Let me explain. My family has dwindled down to barely nothing over the years. The life sucker well I do love her and I do want her in my life but she makes it very hard. I am trying to live in the moment. I am trying to find all things positive in life and really work at being happy. I have had more than my fair share of tears. Enough already!
I need positivity in my life. Struggling through bouts of suicidal thoughts, severe depression *(i just want to stay in my bed with the covers pulled up sadness and never leave)*, panic attacks, the loss of both my parents and cutting I really am ready to finally be happy.
No this person wasn't there for me when I needed her in the sense to listen and offer a shoulder. She wasn't there when I cut myself and called the suicide hot line in the middle of the night hoping to just have someone not only listen but understand and she isn't the one who calls me and asks me if I'm ok on the anniversary days or anything to have to do with my parents.
She's there for me when she wants to go out and needs a partner in crime. She is there for me when her daughters need me. She is there for me when she needs me to do something for her. She is there for me when she feels it necessary to tell me that I am no longer fun because of all the meds I was on and that I stopped smoking and didn't care to drink and because the ordinary would set me off into a panic attack and when the meds and meditation and trips to the emergency room didn't stop them the cutting did.
Why is she in my life? I don't have many female friends less family members. I can count on one hand minus three fingers. Sometimes you need a girlfriend. A friend. Someone just to listen. Sure you want someone compassionate and understanding and positive but sometimes you have to take what you can get too. Don't you?
Anyway my personal favorite as of late, she feels that because *(she's a single mom, @ 42 impregnated by a stranger more or less after raising a 20 year old with the help of the village myself included)* her Mom has left to go back home, I am the go to girl for the twins. Don't get me wrong, I love the twins. I am not there Mother and I don't want to be. I don't want to spend all my time off and my hours after work taking care of them so she can get a break. She didn't ask me, she told me. She doesn't even appreciate it. Unless you're giving money to help it doesn't count and even than, you're only as good as your last gift. Did I mention she choose her childhood friend who lives overseas and is not in the girls lives to be the Godparent? Ok..
I feel good getting this out of me. I don't know what I am going to do because our entire relationship is based on me being passive aggressive because really, what do I say? Asking her if she is F~ing out of her mind just doesn't seem to be the right thing to do. Or is it? I just don't know what to say or do?
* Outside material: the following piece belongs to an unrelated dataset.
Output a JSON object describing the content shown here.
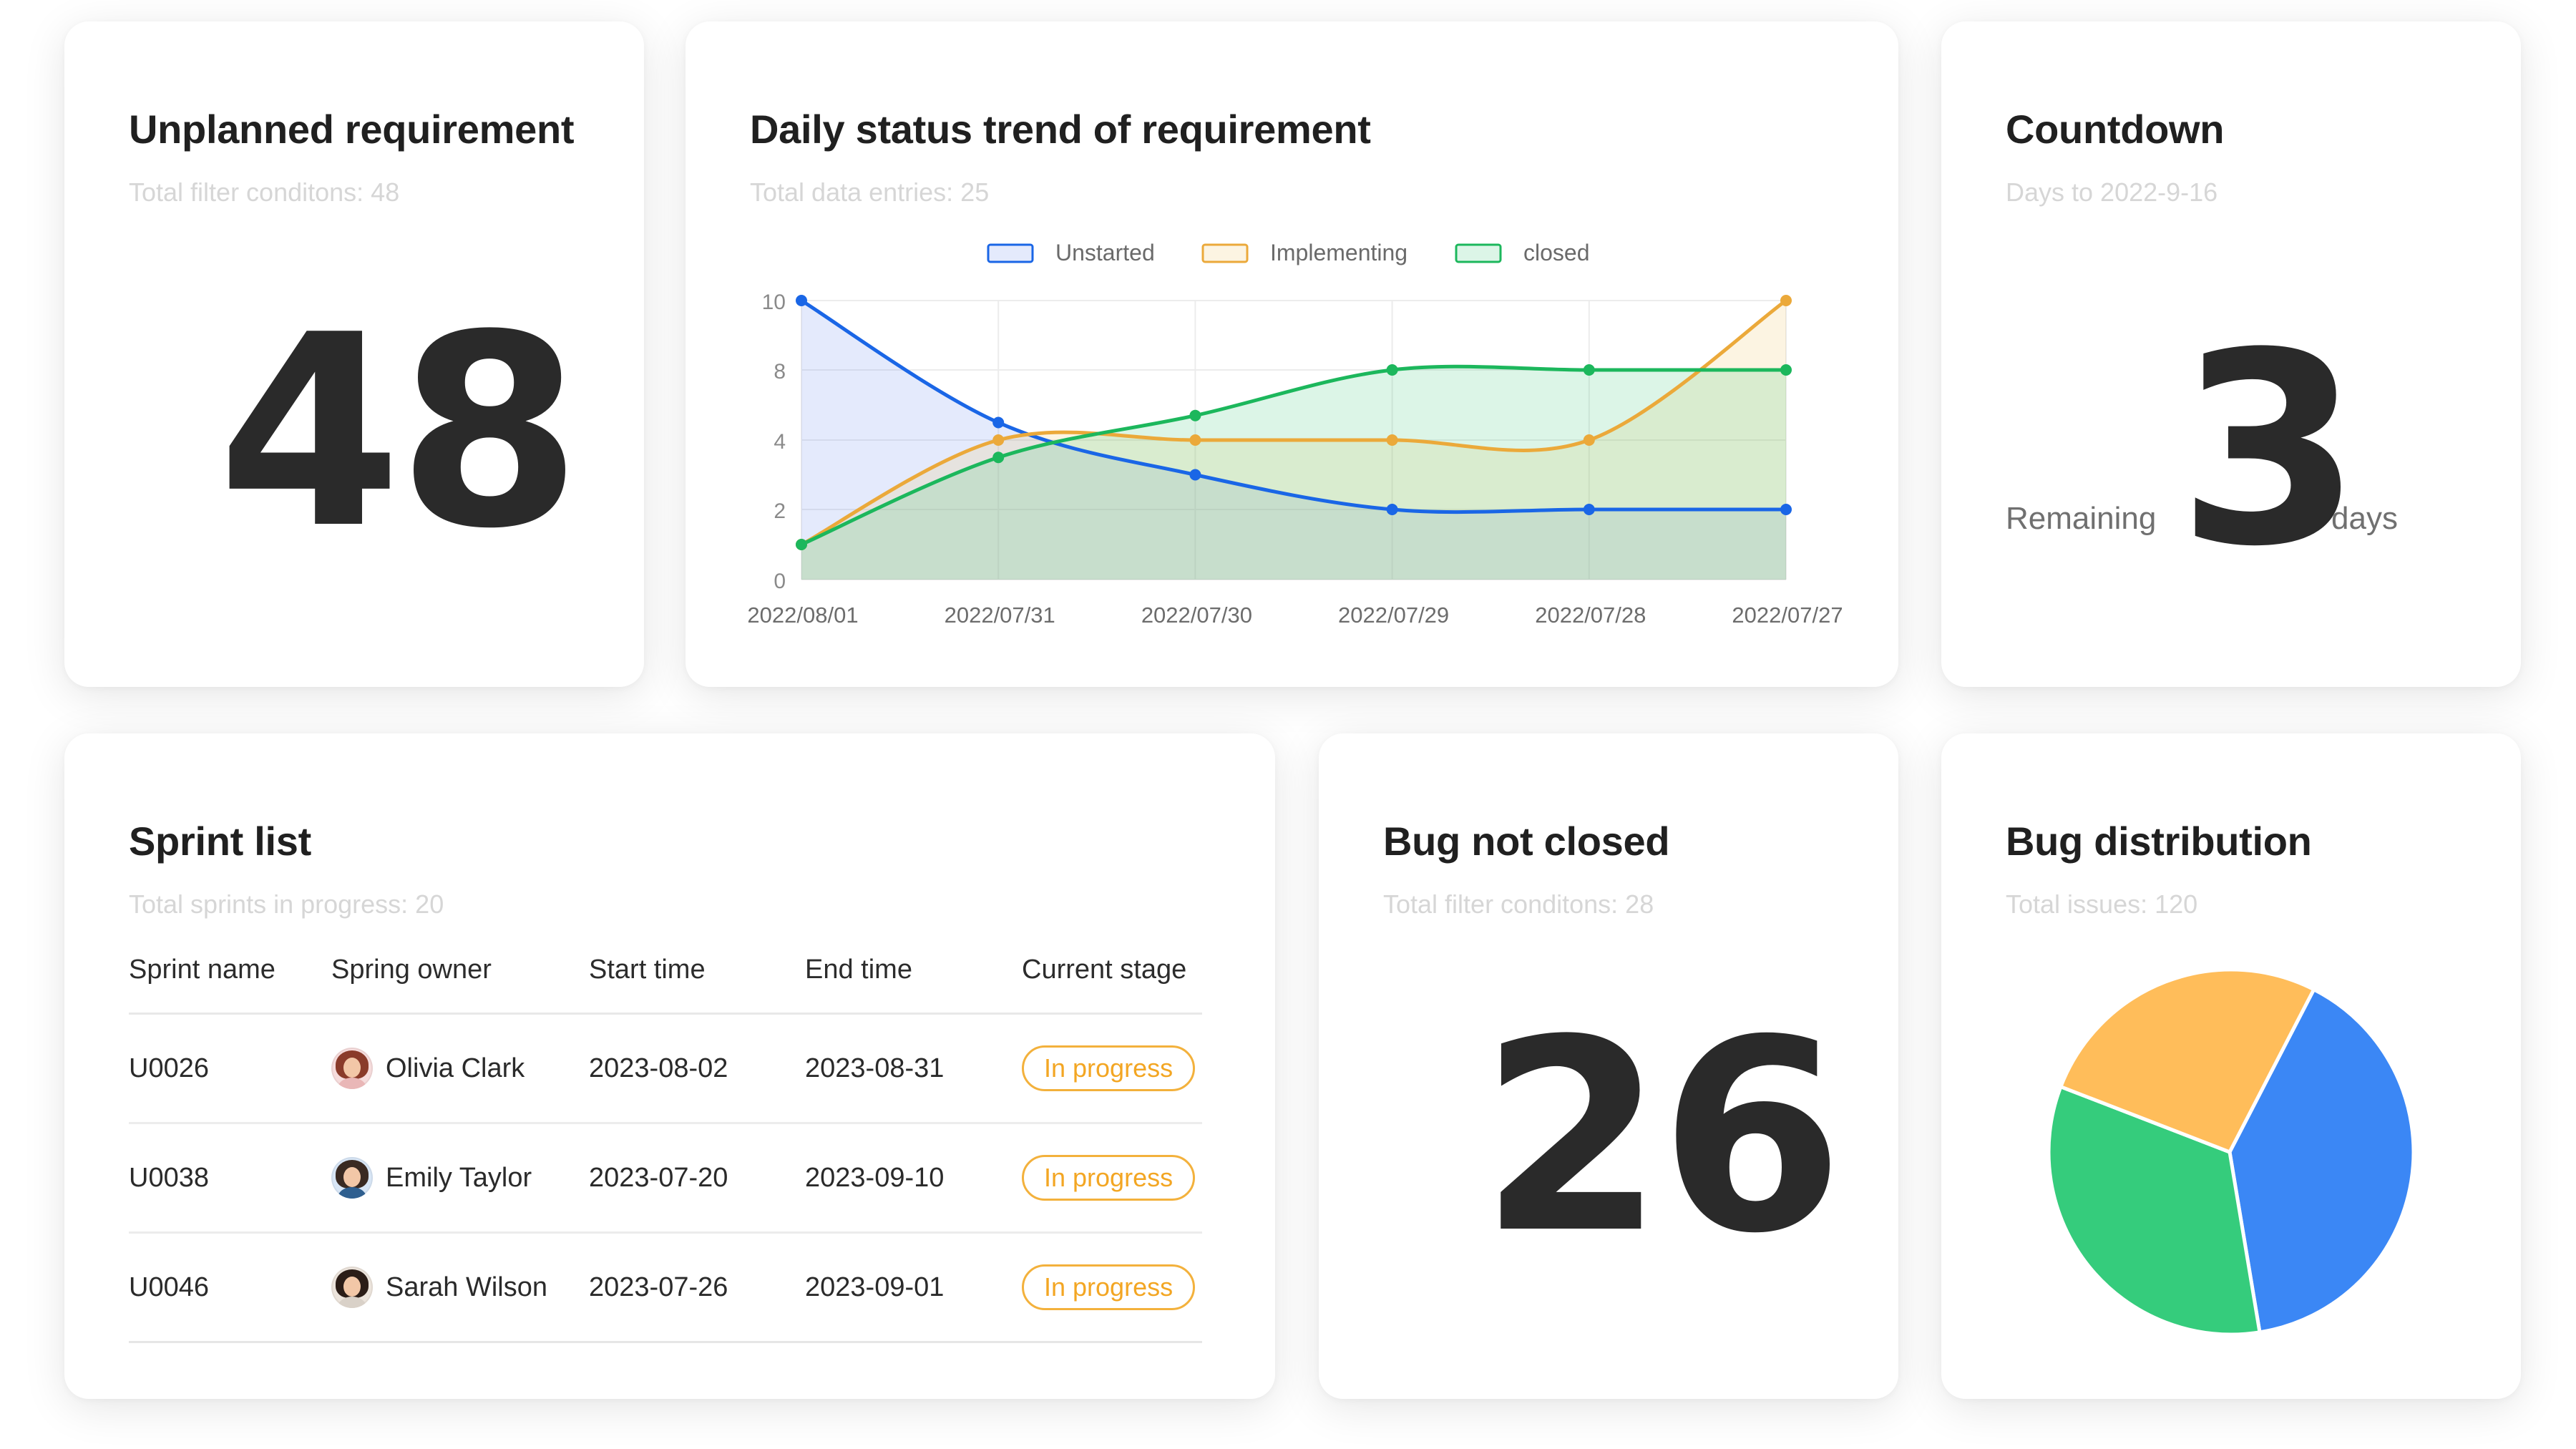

Things I am happy about today: :)
- my house being absolutely clean
- not having to cook *yeah take out*
- my friend surprising me with a visit this morning
- my headache finally going away
- the sun actually shining after a week of rain
- my other friend giving me my favorite perfume *Hermes le jardin de Mediterranean* because I said it's my favorite
- going out Friday night and actually having fun even though I felt a wee bit nervous because the people who invited me I don't know all that well and my friend coming with me so I wasn't alone
- making my co-workers happy on Friday with a box of munchkins...just because
- my brother cleaning the bathroom *(ick!)*
- and the possibility of a possibility!